Upon retirement, he and his wife Vanlea returned to Victoria in 1985, which was 30 years after being married there at Work Point Barracks.

Now a widower, he and his wife, who died in January, had one daughter, Lori, who lives in Olympia, Wash. He has two grandchildren and one great-grandchild.

In his retirement, Berezowski has served as a director with the Royal United Services Institute of Vancouver Island and its national parent, the Federation of Military and United Services Institutes of Canada (FMUSIC).

As chairman of its National Defence committee, he testified before the Commons Defence Committee in 1993 and the Parliamentary Special Joint Committee on Canada’s defence policy during its visit to Victoria in 1994.

Berezowski was awarded an Honorary Life Membership by the Royal United Services Institute of Vancouver Island in October 1994.

As team leader of the FMUSIC Policy Committee 2001, “Cec” produced its major report to the Government of Canada entitled Canada’s Strategic Security XXI.

On February 14, 2003, the Queen’s Golden Jubilee Medal was conferred to him through the National Chairman, FMUSIC.

For 10 years, beginning in 2000, the RUSI VI (Royal United Services Institute of Canada, Vancouver Island) newsletter was edited by him, which he said is a reflection of his early newspaper training in Kamsack.

A member of the Kamsack branch of the Legion, Berezowski also was in the habit of supporting Legion functions in Victoria.

Asked what his military life has meant to him, he said that the military has been the “biggest school he has ever belonged to.

“During my first 10 years, I was always on specialized courses, first as a cadet and then in anti-aircraft.

“My advantage was that I could out-write most others.
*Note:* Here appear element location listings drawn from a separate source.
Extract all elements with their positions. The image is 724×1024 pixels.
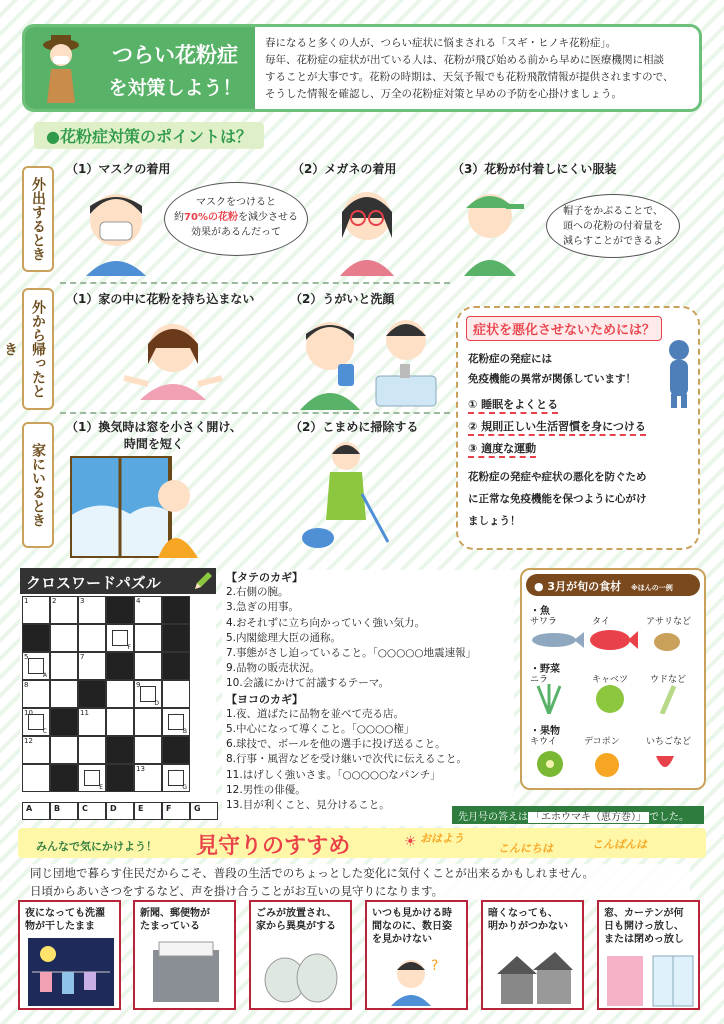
intro-text	[265, 35, 695, 103]
crossword-cell[interactable]	[134, 624, 162, 652]
crossword-black-cell	[106, 596, 134, 624]
crossword-cell-number: 7	[80, 653, 85, 661]
fish-item: タイ	[592, 617, 610, 627]
intro-line: 毎年、花粉症の症状が出ている人は、花粉が飛び始める前から早めに医療機関に相談	[265, 54, 664, 66]
outing-label: 外出するとき	[22, 166, 54, 272]
crossword-cell-number: 3	[80, 597, 85, 605]
improve-closing-3: ましょう！	[468, 515, 521, 527]
crossword-cell[interactable]	[78, 624, 106, 652]
fish-icon	[530, 628, 584, 652]
fruit-item: デコポン	[584, 737, 620, 747]
crossword-cell[interactable]	[162, 708, 190, 736]
sign-text	[140, 907, 232, 933]
crossword-black-cell	[22, 624, 50, 652]
improve-lead-2: 免疫機能の異常が関係しています！	[468, 373, 636, 385]
down-clue: 10.会議にかけて討議するテーマ。	[226, 677, 390, 690]
improve-lead-1: 花粉症の発症には	[468, 353, 552, 365]
crossword-cell[interactable]	[22, 736, 50, 764]
bubble-text: 約	[174, 212, 185, 223]
garbage-bags-icon	[263, 942, 341, 1004]
crossword-answer-box[interactable]	[190, 802, 218, 820]
section-divider	[60, 282, 450, 284]
clam-icon	[652, 628, 682, 652]
crossword-cell[interactable]	[78, 736, 106, 764]
crossword-cell[interactable]	[162, 680, 190, 708]
cap-boy-icon	[452, 176, 528, 276]
crossword-cell[interactable]	[78, 708, 106, 736]
crossword-answer-box[interactable]	[134, 802, 162, 820]
sign-line: 日も開けっ放し、	[604, 921, 684, 932]
fish-label: ・魚	[530, 606, 550, 617]
glasses-woman-icon	[322, 178, 412, 276]
crossword-answer-box[interactable]	[78, 802, 106, 820]
item-no-pollen-indoors: （1）家の中に花粉を持ち込まない	[66, 292, 255, 306]
across-clue: 6.球技で、ボールを他の選手に投げ送ること。	[226, 738, 446, 751]
crossword-marker-letter: D	[154, 700, 159, 707]
sign-line: 夜になっても洗濯	[25, 908, 105, 919]
item-glasses: （2）メガネの着用	[292, 162, 397, 176]
crossword-cell[interactable]	[134, 596, 162, 624]
improve-tip-sleep: ① 睡眠をよくとる	[468, 396, 558, 414]
answer-pre: 先月号の答えは	[458, 812, 528, 823]
crossword-black-cell	[50, 764, 78, 792]
crossword-black-cell	[162, 652, 190, 680]
crossword-cell[interactable]	[22, 652, 50, 680]
intro-line: することが大事です。花粉の時期は、天気予報でも花粉飛散情報が提供されますので、	[265, 71, 674, 83]
title-plate	[25, 27, 255, 109]
crossword-cell-number: 13	[136, 765, 145, 773]
seasonal-food-heading: ● 3月が旬の食材	[534, 580, 622, 593]
across-clue: 1.夜、道ばたに品物を並べて売る店。	[226, 707, 405, 720]
item-ventilation	[66, 418, 242, 452]
improve-symptoms-box	[456, 306, 700, 550]
improve-closing-2: に正常な免疫機能を保つように心がけ	[468, 493, 647, 505]
crossword-cell[interactable]	[134, 652, 162, 680]
sign-garbage	[249, 900, 352, 1010]
crossword-black-cell	[106, 736, 134, 764]
greeting-evening: こんばんは	[592, 838, 647, 851]
improve-closing-1: 花粉症の発症や症状の悪化を防ぐため	[468, 471, 647, 483]
sign-mail	[133, 900, 236, 1010]
watch-banner	[18, 828, 706, 858]
crossword-cell[interactable]	[50, 624, 78, 652]
crossword-cell-number: 9	[136, 681, 141, 689]
down-clue: 7.事態がさし迫っていること。「○○○○○地震速報」	[226, 647, 477, 660]
crossword-cell[interactable]	[22, 680, 50, 708]
bubble-text: を減少させる	[237, 212, 298, 223]
improve-title: 症状を悪化させないためには？	[466, 316, 662, 341]
crossword-answer-letter: G	[194, 804, 201, 813]
sea-bream-icon	[588, 626, 638, 654]
sign-no-lights	[481, 900, 584, 1010]
down-clue: 4.おそれずに立ち向かっていく強い気力。	[226, 616, 426, 629]
crossword-black-cell	[106, 764, 134, 792]
mailbox-icon	[149, 940, 223, 1004]
improve-tip-routine: ② 規則正しい生活習慣を身につける	[468, 418, 646, 436]
chives-icon	[534, 684, 564, 714]
mask-speech-bubble	[164, 182, 308, 256]
crossword-cell[interactable]	[50, 652, 78, 680]
item-line: （1）換気時は窓を小さく開け、	[66, 420, 242, 434]
crossword-cell[interactable]	[78, 652, 106, 680]
down-clue: 2.右側の腕。	[226, 586, 289, 599]
worried-man-icon	[387, 954, 447, 1006]
bubble-line: 帽子をかぶることで、	[563, 206, 663, 217]
crossword-cell[interactable]	[134, 736, 162, 764]
across-clue: 5.中心になって導くこと。「○○○○権」	[226, 723, 415, 736]
person-with-mask-icon	[33, 33, 89, 105]
watch-text	[30, 864, 690, 900]
intro-line: そうした情報を確認し、万全の花粉症対策と早めの予防を心掛けましょう。	[265, 88, 622, 100]
cabbage-icon	[594, 684, 626, 714]
crossword-cell-number: 4	[136, 597, 141, 605]
sign-line: ごみが放置され、	[256, 908, 337, 919]
crossword-black-cell	[162, 596, 190, 624]
answer-post: でした。	[649, 812, 689, 823]
sign-laundry	[18, 900, 121, 1010]
greeting-morning: おはよう	[420, 832, 464, 845]
crossword-cell-number: 10	[24, 709, 33, 717]
vegetable-label: ・野菜	[530, 664, 560, 675]
fruit-label: ・果物	[530, 726, 560, 737]
crossword-cell-number: 2	[52, 597, 57, 605]
crossword-black-cell	[50, 708, 78, 736]
sign-text	[256, 907, 348, 933]
crossword-cell-number: 12	[24, 737, 33, 745]
crossword-cell[interactable]	[78, 764, 106, 792]
crossword-cell[interactable]	[162, 764, 190, 792]
sign-line: 間なのに、数日姿	[372, 921, 452, 932]
sign-line: 窓、カーテンが何	[604, 908, 684, 919]
face-washing-icon	[372, 306, 440, 410]
sign-line: を見かけない	[372, 934, 432, 945]
sign-line: 家から異臭がする	[256, 921, 336, 932]
sign-line: いつも見かける時	[372, 908, 452, 919]
sign-curtains	[597, 900, 700, 1010]
dekopon-icon	[592, 748, 622, 778]
item-gargle-wash: （2）うがいと洗顔	[290, 292, 395, 306]
crossword-answer-box[interactable]	[50, 802, 78, 820]
kiwi-icon	[536, 750, 564, 778]
crossword-cell[interactable]	[22, 596, 50, 624]
down-clue: 9.品物の販売状況。	[226, 662, 321, 675]
crossword-marker-letter: G	[182, 784, 187, 791]
curtain-window-icon	[605, 954, 695, 1008]
bubble-highlight: 70%の花粉	[184, 212, 238, 223]
sign-text	[372, 907, 464, 946]
crossword-cell[interactable]	[50, 596, 78, 624]
crossword-cell[interactable]	[78, 596, 106, 624]
crossword-clues	[222, 570, 514, 826]
watch-title: 見守りのすすめ	[196, 834, 351, 859]
crossword-cell-number: 5	[24, 653, 29, 661]
crossword-cell-number: 1	[24, 597, 29, 605]
last-month-answer	[452, 806, 704, 824]
crossword-answer-letter: D	[110, 804, 117, 813]
home-label: 家にいるとき	[22, 422, 54, 548]
title-line-2: を対策しよう！	[108, 77, 242, 99]
crossword-marker-letter: A	[42, 672, 47, 679]
crossword-title: クロスワードパズル	[20, 568, 216, 594]
fish-item: サワラ	[530, 617, 558, 627]
crossword-answer-marker	[28, 714, 44, 730]
sign-text	[604, 907, 696, 946]
crossword-answer-marker	[112, 630, 128, 646]
crossword-marker-letter: B	[182, 728, 187, 735]
crossword-cell[interactable]	[106, 680, 134, 708]
crossword-answer-marker	[84, 770, 100, 786]
seasonal-food-title	[526, 574, 700, 596]
down-clue: 3.急ぎの用事。	[226, 601, 300, 614]
crossword-answer-letter: A	[26, 804, 33, 813]
crossword-cell[interactable]	[50, 736, 78, 764]
improve-tip-exercise: ③ 適度な運動	[468, 440, 536, 458]
bubble-line: 減らすことができるよ	[563, 236, 663, 247]
answer-value: 「エホウマキ（恵方巻）」	[528, 812, 649, 823]
down-clues-heading: 【タテのカギ】	[226, 571, 303, 584]
crossword-cell-number: 11	[80, 709, 89, 717]
crossword-cell[interactable]	[106, 708, 134, 736]
immune-figure-icon	[662, 338, 696, 410]
header-box	[22, 24, 702, 112]
dark-house-icon	[493, 948, 575, 1006]
crossword-answer-box[interactable]	[162, 802, 190, 820]
points-heading: ●花粉症対策のポイントは？	[34, 122, 264, 149]
across-clues-heading: 【ヨコのカギ】	[226, 692, 303, 706]
bubble-line	[165, 210, 307, 225]
crossword-black-cell	[162, 736, 190, 764]
crossword-marker-letter: C	[42, 728, 47, 735]
sun-icon: ☀	[404, 834, 417, 850]
vegetable-item: ウドなど	[650, 675, 687, 685]
sign-line: 物が干したまま	[25, 921, 95, 932]
across-clue: 11.はげしく強いさま。「○○○○○なパンチ」	[226, 768, 441, 781]
pencil-icon	[192, 570, 214, 592]
vacuum-cleaning-icon	[300, 434, 400, 552]
sign-line: または閉めっ放し	[604, 934, 684, 945]
fish-item: アサリなど	[646, 617, 692, 627]
title-line-1: つらい花粉症	[112, 43, 238, 67]
fruit-item: キウイ	[530, 737, 557, 747]
crossword-answer-marker	[168, 714, 184, 730]
crossword-answer-marker	[28, 658, 44, 674]
svg-text:?: ?	[431, 958, 439, 974]
section-divider	[60, 412, 450, 414]
gargling-man-icon	[294, 306, 374, 410]
crossword-black-cell	[106, 652, 134, 680]
returning-label: 外から帰ったとき	[22, 288, 54, 410]
intro-line: 春になると多くの人が、つらい症状に悩まされる「スギ・ヒノキ花粉症」。	[265, 37, 617, 49]
item-mask: （1）マスクの着用	[66, 162, 171, 176]
crossword-marker-letter: E	[99, 784, 103, 791]
crossword-answer-box[interactable]	[22, 802, 50, 820]
crossword-answer-box[interactable]	[106, 802, 134, 820]
crossword-black-cell	[162, 624, 190, 652]
crossword-cell[interactable]	[134, 708, 162, 736]
greeting-day: こんにちは	[498, 842, 553, 855]
cap-speech-bubble	[546, 194, 680, 258]
crossword-answer-letter: F	[166, 804, 172, 813]
seasonal-food-note: ※ほんの一例	[630, 584, 673, 592]
vegetable-item: ニラ	[530, 675, 549, 685]
fruit-item: いちごなど	[646, 737, 692, 747]
crossword-marker-letter: F	[127, 644, 131, 651]
down-clue: 5.内閣総理大臣の通称。	[226, 631, 342, 644]
item-clothing: （3）花粉が付着しにくい服装	[452, 162, 617, 176]
bubble-line: マスクをつけると	[196, 197, 276, 208]
sign-line: たまっている	[140, 921, 200, 932]
crossword-cell[interactable]	[50, 680, 78, 708]
watch-text-line: 日頃からあいさつをするなど、声を掛け合うことがお互いの見守りになります。	[30, 884, 444, 898]
across-clue: 13.目が利くこと、見分けること。	[226, 799, 390, 812]
crossword-black-cell	[78, 680, 106, 708]
window-icon	[70, 456, 200, 558]
strawberry-icon	[650, 748, 680, 778]
masked-boy-icon	[76, 184, 156, 276]
crossword-cell[interactable]	[22, 764, 50, 792]
sign-line: 暗くなっても、	[488, 908, 558, 919]
sign-not-seen	[365, 900, 468, 1010]
item-line: 時間を短く	[123, 437, 184, 451]
crossword-answer-letter: C	[82, 804, 88, 813]
sign-text	[488, 907, 580, 933]
seasonal-food-box	[520, 568, 706, 790]
udo-icon	[654, 684, 682, 714]
happy-woman-icon	[118, 308, 228, 400]
vegetable-item: キャベツ	[592, 675, 629, 685]
night-laundry-icon	[28, 938, 114, 1006]
crossword-cell-number: 8	[24, 681, 29, 689]
crossword-cell[interactable]	[22, 708, 50, 736]
sign-line: 明かりがつかない	[488, 921, 568, 932]
crossword-cell[interactable]	[134, 680, 162, 708]
sign-text	[25, 907, 117, 933]
crossword-cell[interactable]	[134, 764, 162, 792]
sign-line: 新聞、郵便物が	[140, 908, 210, 919]
watch-pre-title: みんなで気にかけよう！	[36, 840, 157, 853]
bubble-line: 効果があるんだって	[191, 227, 281, 238]
watch-text-line: 同じ団地で暮らす住民だからこそ、普段の生活でのちょっとした変化に気付くことが出来るかもしれません。	[30, 866, 594, 880]
across-clue: 8.行事・風習などを受け継いで次代に伝えること。	[226, 753, 468, 766]
bubble-line: 頭への花粉の付着量を	[563, 221, 663, 232]
across-clue: 12.男性の俳優。	[226, 783, 306, 796]
item-cleaning: （2）こまめに掃除する	[290, 420, 419, 434]
crossword-cell[interactable]	[106, 624, 134, 652]
crossword-answer-letter: B	[54, 804, 61, 813]
crossword-answer-letter: E	[138, 804, 144, 813]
My university education was working for the Davis brothers. I was able to hold my own with university graduates and often even taught them how to write.

“Chiz was a master linguist who went out of his way to teach me, and Ralph was a good editor.”

Berezowski donated a uniform and replicas of medals to the Kamsack Legion, which has the items displayed behind glass and hired an artist to make a painting of the HMCS Kamsack corvette-typed boat which had served during the Second World War.

As has been his custom, on November 11, Berezowski plans to attend the Remembrance Day ceremonies in Victoria.